The surroundings are so smiling and peaceful that we can scarcely realize that yonder city is one of the most fanatical, one of the most rigidly opposed to foreign intrusion of any in the world. Our first impression is that Fez lies on a level plain; but we find this is not true, for it is spread out on the slopes of an irregular valley. Another view than our first will tell us more of the situation of the place. I must confess, however, that although my bump of locality is fairly well developed, I found the situation of Fez most difficult clearly to understand, and it was only after repeated excursions to the surrounding eminences that I was able to map out mentally the various quarters of the town. That there are two great divisions, each almost independent of the other, we very soon discover.
First, there is the Imperial and official quarter, where the palaces and gardens of the Sultan and the buildings of the government are scattered over uncounted acres of high-walled areas.
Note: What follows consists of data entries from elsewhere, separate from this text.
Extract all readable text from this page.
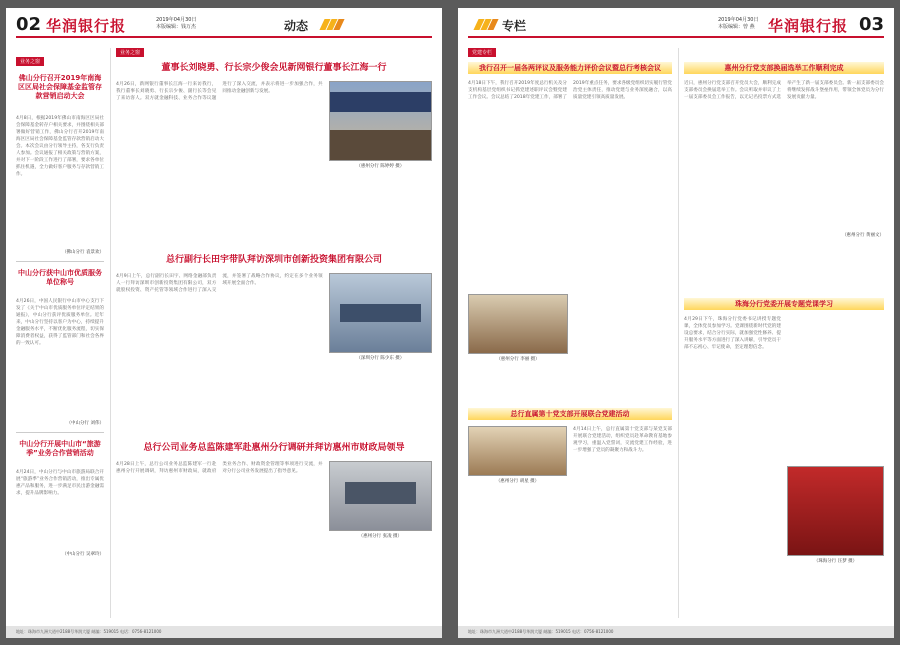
02 华润银行报	2019年04月30日
本版编辑：钱万杰	动态
业务之窗
佛山分行召开2019年南海区区局社会保障基金监管存款营销启动大会
4月8日，根据2019年佛山市南海区区局社会保障基金转存户相关要求，并围绕相关部署做好营销工作，佛山分行召开2019年南海区区局社会保障基金监管存款营销启动大会。本次会议由分行领导主持，各支行负责人参加。会议通报了相关政策与营销方案，并对下一阶段工作进行了部署，要求各单位抓住机遇，全力做好客户服务与存款营销工作。
（佛山分行 袁景欢）
中山分行获中山市优质服务单位称号
4月26日，中国人民银行中山市中心支行下发了《关于中山市优质服务单位评定结果的通报》，中山分行获评优质服务单位。近年来，中山分行坚持以客户为中心，持续提升金融服务水平，不断优化服务流程，切实保障消费者权益，获得了监管部门和社会各界的一致认可。
（中山分行 刘伟）
中山分行开展中山市“旅游季”业务合作营销活动
4月24日，中山分行与中山市旅游局联合开展“旅游季”业务合作营销活动，推出专属优惠产品和服务，进一步满足市民出游金融需求，提升品牌影响力。
（中山分行 吴翠玲）
业务之窗
董事长刘晓勇、行长宗少俊会见新网银行董事长江海一行
4月26日，新网银行董事长江海一行来访我行，我行董事长刘晓勇、行长宗少俊、副行长等会见了来访客人。双方就金融科技、业务合作等议题进行了深入交流，并表示将进一步加强合作，共同推动金融创新与发展。
（惠州分行 陈婷婷 摄）
总行副行长田宇带队拜访深圳市创新投资集团有限公司
4月9日上午，总行副行长田宇、网络金融部负责人一行拜访深圳市创新投资集团有限公司，双方就股权投资、资产托管等领域合作进行了深入交流，并签署了战略合作协议，约定在多个业务领域开展全面合作。
（深圳分行 陈少东 摄）
总行公司业务总监陈建军赴惠州分行调研并拜访惠州市财政局领导
4月28日上午，总行公司业务总监陈建军一行赴惠州分行开展调研，拜访惠州市财政局，就政府类业务合作、财政资金管理等事项进行交流，并对分行公司业务发展提出了指导意见。
（惠州分行 张凌 摄）
地址：珠海市九洲大道中2188号华润大厦 邮编：519015 电话：0756-8121000
专栏	2019年04月30日
本版编辑：曾 燕 华润银行报 03
党建专栏
我行召开一届各两评议及服务能力评价会议暨总行考核会议
4月18日下午，我行召开2019年度总行机关及分支机构基层党组织书记抓党建述职评议会暨党建工作会议。会议总结了2018年党建工作，部署了2019年重点任务，要求各级党组织切实履行管党治党主体责任，推动党建与业务深度融合，以高质量党建引领高质量发展。
（惠州分行 李丽 摄）
总行直属第十党支部开展联合党建活动
（惠州分行 胡星 摄）
4月14日上午，总行直属第十党支部与某党支部开展联合党建活动，组织党员赴革命教育基地参观学习，重温入党誓词，交流党建工作经验，进一步增强了党员的凝聚力和战斗力。
惠州分行党支部换届选举工作顺利完成
近日，惠州分行党支部召开党员大会，顺利完成支部委员会换届选举工作。会议听取并审议了上一届支部委员会工作报告，以无记名投票方式选举产生了新一届支部委员会。新一届支部委员会将继续发挥战斗堡垒作用，带领全体党员为分行发展贡献力量。
（惠州分行 黄丽文）
珠海分行党委开展专题党课学习
4月29日下午，珠海分行党委书记讲授专题党课，全体党员参加学习。党课围绕新时代党的建设总要求，结合分行实际，就加强党性修养、提升服务水平等方面进行了深入讲解，引导党员干部不忘初心、牢记使命，坚定理想信念。
（珠海分行 汪梦 摄）
地址：珠海市九洲大道中2188号华润大厦 邮编：519015 电话：0756-8121000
In native speech, this quarter is called Fass-el-Djedid; that is, "Fez, the new," for it is new when measured by the age of Fass-Bali, or Old Fez, which soon reveals itself to us, lying in a hollow to the left of Fass-el-Djedid. This is the _medina_, or city proper, wherein are situated the most sacred mosques, the busiest bazaars, the dwellings of the poorer classes, and the modest Vice-Consulates of only two or three European nations. Between the animated Medina,—a mass of closely packed cubes of white, appearing when viewed from a distance like a saucer filled with sugar lumps,—and the spacious, stately governmental quarter, lies what is called the garden region.